Footnote 1 In 2001, the Texas Legislature enacted chapter 64 of the code of criminal procedure to provide for post-conviction forensic DNA testing. See Act of Apr. 3, 2001, 77th Leg., R.S., ch. 2, § 2, 2001 Tex. Gen. Laws 2, 2-5, amended by Act of Apr. 25, 2003, 78th Leg., R.S., ch. 13, §§ 1-5, 2003 Tex. Gen. Laws 16, 16-17 and Act of May 24, 2007, 80th Leg., R.S., ch. 1006, §§ 2-4, 2007 Tex. Gen. Laws 3523, 3523-25 (current version at Tex. Code Crim. Proc. Ann. arts. 64.01-.05 (Vernon 2006 & Supp. 2007)).

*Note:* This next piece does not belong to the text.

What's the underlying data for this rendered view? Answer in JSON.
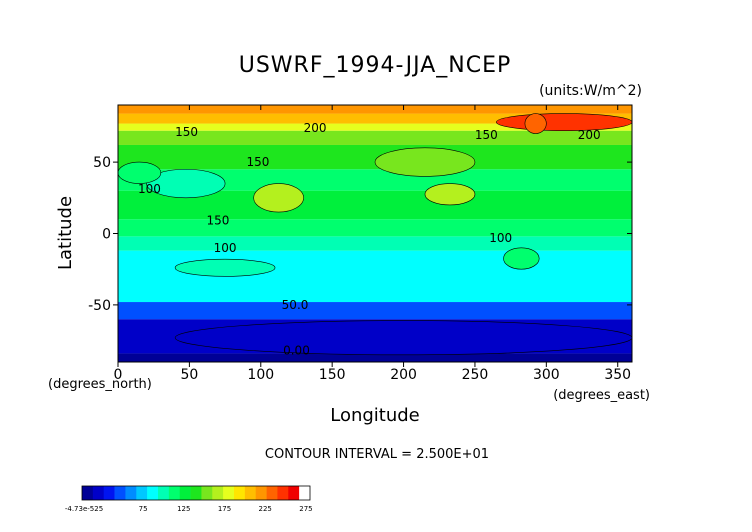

The 2003 amendment applies to motions for forensic DNA testing filed on or after September 1, 2003, but before September 1, 2007. See Act of Apr. 25, 2003, 78th Leg., R.S., ch. 13, § 8, 2003 Tex. Gen. Laws 16, 17 and Act of May 24, 2007, 80th Leg., R.S., ch. 1006, §5(b), 2007 Tex. Gen. Laws 3523, 3525. Because appellant filed his motion for forensic DNA testing on October 4, 2006, the original 2001 act as amended by the 2003 act applies to his proceeding and to our discussion on appeal. Throughout this opinion, all references to chapter 64 are to the 2001 law as amended by the 2003 amendments in effect at the time appellant filed his motion.